« Nessun Dorma » de Mattarella à l'UE : « En retard sur la défense commune, il faut le faire de toute urgence »

COIMBRA – « Nessun dorma », chante le ténor. Sergio Mattarella l’écoute dans le hall et répète la célèbre invocation de Turandot : « Elle pourrait s’appliquer à notre Union ». Le président de la République et Mario Draghi tentent de donner un coup de pouce à l'Europe, depuis le sommet de la Cotec à Coimbra . Réagissez, dit Draghi, qui parle pendant une demi-heure. Mettre l’accent sur la compétitivité interne en s’appuyant sur trois axes : énergie, défense, technologie. Avec les tarifs douaniers, « nous sommes à un point de rupture ». Avec Trump, plus rien ne sera comme avant. L’ordre multilatéral a été mis à mal « d’une manière difficilement réversible » par le recours massif à « des actions unilatérales pour résoudre les différends commerciaux et la déresponsabilisation définitive de l’OMC ». Il faut parvenir à un accord avec les États-Unis, mais en sachant que « nos échanges commerciaux ne reviendront pas à la normale ». Et donc, « si l’Europe veut réellement réduire sa dépendance à la croissance américaine, elle devra la produire elle-même. Changer le cadre de la politique macroéconomique ».

L'ancien Premier ministre intervient au symposium de Coimbra, le sommet sur l'innovation qui voit les chefs d'État d'Italie, du Portugal et d'Espagne comme protagonistes.
Sergio Mattarella, qui prend la parole immédiatement après, insiste également sur le même concept : « L'Europe doit agir, car l'immobilisme n'est plus une option. Les risques de l'immobilisme, bien identifiés dans le rapport Draghi et le rapport Letta, et les conséquences hypothétiques pour l'Europe, en termes de recul des conditions matérielles de bien-être généralisé ou d'éloignement irréversible de la frontière technologique ».
Pour Mattarella, « l'Europe ne peut pas rester en jeu », insistant une fois de plus sur la défense européenne commune. « Nous sommes en retard. »

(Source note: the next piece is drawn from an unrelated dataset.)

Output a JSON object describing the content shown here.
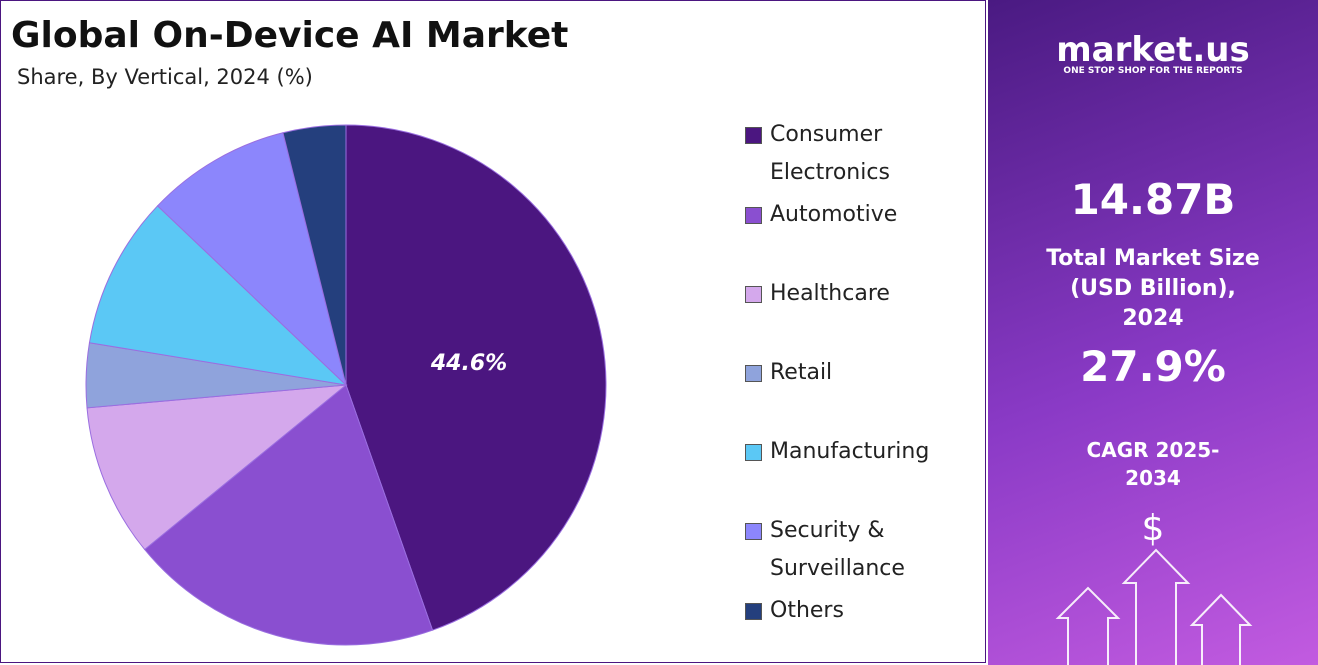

L’harmonie entre les deux est profonde. De nombreuses parties de leurs discours se chevauchent. Hier, ils ont voyagé ensemble depuis Rome. Draghi était présent à la cérémonie de remise du doctorat honorifique. Leur européisme est passionné et exigeant.
Draghi tire la sonnette d’alarme sur le plan énergétique : « Les prix élevés de l’énergie et les pénuries de réseau constituent, avant tout, une menace pour la survie de notre industrie, un obstacle majeur à notre compétitivité et un fardeau insoutenable pour nos familles et, s’ils ne sont pas traités, représentent la principale menace pour notre stratégie de décarbonisation ».

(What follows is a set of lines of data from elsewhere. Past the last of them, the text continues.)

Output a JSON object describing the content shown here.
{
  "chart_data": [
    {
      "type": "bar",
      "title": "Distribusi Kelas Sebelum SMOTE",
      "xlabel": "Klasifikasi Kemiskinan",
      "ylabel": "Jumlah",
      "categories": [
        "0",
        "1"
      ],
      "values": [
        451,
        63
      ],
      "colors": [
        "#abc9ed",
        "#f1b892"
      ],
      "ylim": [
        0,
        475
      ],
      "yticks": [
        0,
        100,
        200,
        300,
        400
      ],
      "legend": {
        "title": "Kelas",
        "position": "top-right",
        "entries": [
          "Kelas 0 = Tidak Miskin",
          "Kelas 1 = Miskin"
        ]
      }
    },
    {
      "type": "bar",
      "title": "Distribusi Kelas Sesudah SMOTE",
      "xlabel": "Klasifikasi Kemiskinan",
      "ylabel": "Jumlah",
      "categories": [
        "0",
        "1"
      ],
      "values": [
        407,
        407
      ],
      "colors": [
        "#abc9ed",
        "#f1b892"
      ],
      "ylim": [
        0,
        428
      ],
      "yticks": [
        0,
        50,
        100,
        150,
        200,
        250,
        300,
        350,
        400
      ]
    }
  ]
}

Il prévient que les citoyens européens « ressentent vivement le sentiment de crise ». Nous avons besoin de « moins de privilèges et de plus d’innovation ».
Draghi prononce un discours politique. Riche en données. Il pointe du doigt la « fragmentation politique interne » et la « faible croissance » de la zone euro : des particularités « qui ont rendu plus difficile une réponse européenne efficace ».
Comment sommes-nous arrivés entre les mains des consommateurs américains ?, demande-t-il.
« Nous devons ouvrir de nouvelles routes commerciales, mais il est réaliste de penser que nous ne pouvons pas nous diversifier à court terme en nous passant des États-Unis. Les espoirs de voir l'ouverture sur le monde remplacer les États-Unis seront probablement déçus. »
À long terme, le commerce avec les États-Unis est indispensable, mais « c'est un pari risqué de croire que les échanges commerciaux avec les États-Unis reviendront à la normale après une rupture unilatérale aussi importante de cette relation, ou que de nouveaux marchés connaîtront une croissance suffisamment rapide pour combler le vide laissé par les États-Unis. Si l'Europe veut réellement être moins dépendante de la croissance américaine, elle devra la produire elle-même. »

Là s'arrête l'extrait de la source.